Hace más de cuatro años, y bajo el título “Prohibiciones”, publiqué en “El Faro” un artículo cuyo primer párrafo era del siguiente tenor: “Este Gobierno nos está tomando a todos como si fuésemos esos ‘locos bajitos’ ‘a los que, por su bien, hay que domesticar’ de la canción de Serrat. Tal y como están las cosas en esta España de las libertades, lo que mola ahora es prohibir. ‘Niño, que eso no se dice, que eso no se hace, que eso no se toca…’”.
Ha pasado el tiempo, pero el Gobierno sigue en sus trece de meternos a todos en cintura, tratando de dirigir nuestras vidas según sus pautas. Tras la reciente –y discutida- prohibición absoluta de fumar en lugares cerrados, ahora le ha dado por regular el consumo de energía, como si los precios que están alcanzando el petróleo y la electricidad no fueran lo suficientemente disuasorios, capaces por sí solos de disminuir dicho consumo. Toca economizar gasolina, y se prohíbe circular a más de 110 kilómetros por hora en las autovías. Toca economizar en el alumbrado, y a vueltas con la persecución a las bombillas tradicionales (que sigo considerando mejores a la hora de lucir) en el empeño de imponer las de bajo consumo, más caras y que –lo sé por experiencia- se funden como las otras. Eso, y, además, medidas de control consistentes en reducir las iluminaciones de vías públicas y de edificios, a más de iniciar lo que llaman “campañas de sensibilización ciudadana”, que no son más que ingeniería social, es decir, un redoblado empeño en cambiar nuestros hábitos y modos de vida para imponernos su progresía.

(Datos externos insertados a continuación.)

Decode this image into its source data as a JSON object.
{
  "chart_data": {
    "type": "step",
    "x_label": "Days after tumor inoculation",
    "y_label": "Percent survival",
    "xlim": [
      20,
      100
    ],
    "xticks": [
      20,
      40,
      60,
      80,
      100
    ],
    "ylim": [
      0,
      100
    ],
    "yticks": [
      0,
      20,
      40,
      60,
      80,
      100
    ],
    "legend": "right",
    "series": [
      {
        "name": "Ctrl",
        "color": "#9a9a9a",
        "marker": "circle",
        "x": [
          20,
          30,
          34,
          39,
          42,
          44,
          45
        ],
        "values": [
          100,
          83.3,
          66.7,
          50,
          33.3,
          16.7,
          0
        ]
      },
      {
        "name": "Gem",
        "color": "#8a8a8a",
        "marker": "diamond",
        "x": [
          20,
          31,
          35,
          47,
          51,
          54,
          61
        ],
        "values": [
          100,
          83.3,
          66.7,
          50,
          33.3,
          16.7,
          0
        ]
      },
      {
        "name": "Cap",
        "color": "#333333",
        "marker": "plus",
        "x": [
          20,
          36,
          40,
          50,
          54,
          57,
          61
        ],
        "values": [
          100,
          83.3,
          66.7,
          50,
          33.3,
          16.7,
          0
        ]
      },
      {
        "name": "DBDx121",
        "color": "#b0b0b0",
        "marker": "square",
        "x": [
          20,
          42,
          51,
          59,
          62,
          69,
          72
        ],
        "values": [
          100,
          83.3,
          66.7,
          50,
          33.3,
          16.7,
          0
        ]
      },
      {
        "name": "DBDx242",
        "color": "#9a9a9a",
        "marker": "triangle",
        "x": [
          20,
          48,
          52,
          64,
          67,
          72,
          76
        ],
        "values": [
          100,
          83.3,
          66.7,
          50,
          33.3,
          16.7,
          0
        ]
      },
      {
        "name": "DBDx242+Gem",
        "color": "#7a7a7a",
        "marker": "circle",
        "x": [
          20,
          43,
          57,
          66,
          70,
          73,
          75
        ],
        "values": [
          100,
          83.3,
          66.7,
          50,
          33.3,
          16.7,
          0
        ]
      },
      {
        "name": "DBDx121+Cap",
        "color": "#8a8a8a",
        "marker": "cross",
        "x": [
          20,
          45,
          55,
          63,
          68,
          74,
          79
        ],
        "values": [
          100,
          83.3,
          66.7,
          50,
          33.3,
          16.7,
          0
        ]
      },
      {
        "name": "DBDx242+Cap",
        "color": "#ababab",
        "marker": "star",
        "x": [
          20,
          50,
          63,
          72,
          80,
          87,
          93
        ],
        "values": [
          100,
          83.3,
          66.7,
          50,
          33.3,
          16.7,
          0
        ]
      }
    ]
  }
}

En lugar de haber previsto una solución a lo que nos supone nuestra dependencia energética, sin desdeñar –como se ha hecho hasta hace días- la energía nuclear (la más barata, y cada vez más segura), pues a prohibir y a controlarnos, que es lo suyo.
Aquí, en Ceuta, al igual que en Melilla, vivimos al lado de un país en vías de desarrollo, mientras que España ha presumido, con razón, de ser la décima potencia económica del mundo, aunque me temo que a estas alturas estemos a punto de descender a segunda división. ¿Vamos a bajar nuestra iluminación nocturna, mientras que la de más allá de la frontera luce como un ascua? Por un principio de dignidad, e incluso de patriotismo, creo que nunca deberíamos hacerlo.
Pienso, además, en los monumentos y edificios ceutíes que gozan de alumbrado ornamental. Las Murallas Reales, la Fortaleza del Hacho, la Catedral, la fachada de la Iglesia de África, el Ayuntamiento, el inmueble Trujillo, la Casa de los Dragones, los del Paseo de las Palmeras… ¿habrá que dejarlos apagados? En tal caso, tendríamos que poner en cada uno de ellos un letrero con la siguiente quintilla:
“Cuando lucía iluminado
brillaba como un lucero
pero ahora estoy apagado
pues lo manda Zapatero
¡Ojú, que tío más pesado!”
Mi colaboración sobre “Prohibiciones”, esa de hace más de cuatro años, venía a concluir con la siguiente frase: “De cualquier forma, y conociendo cómo somos los españoles, resulta oportuno de nuevo invocar la canción de Serrat sobre los ‘locos bajitos’, cuando dice que, a pesar del empeño en dirigir sus vidas, ‘nada ni nadie puede impedir que decidan por ellos, que se equivoquen y que un día nos digan adiós’. Los españoles somos muy reacios a que se nos trate de meter en cintura, porque nuestra idiosincrasia nos lleva a romper tabúes y a ejercer, por encima de todo, nuestro libre albedrío”.
¡Ah!, y terminaba diciendo que, “puestos a prohibir”… “¿Por qué no prohíben a Zapatero?”. Pues eso.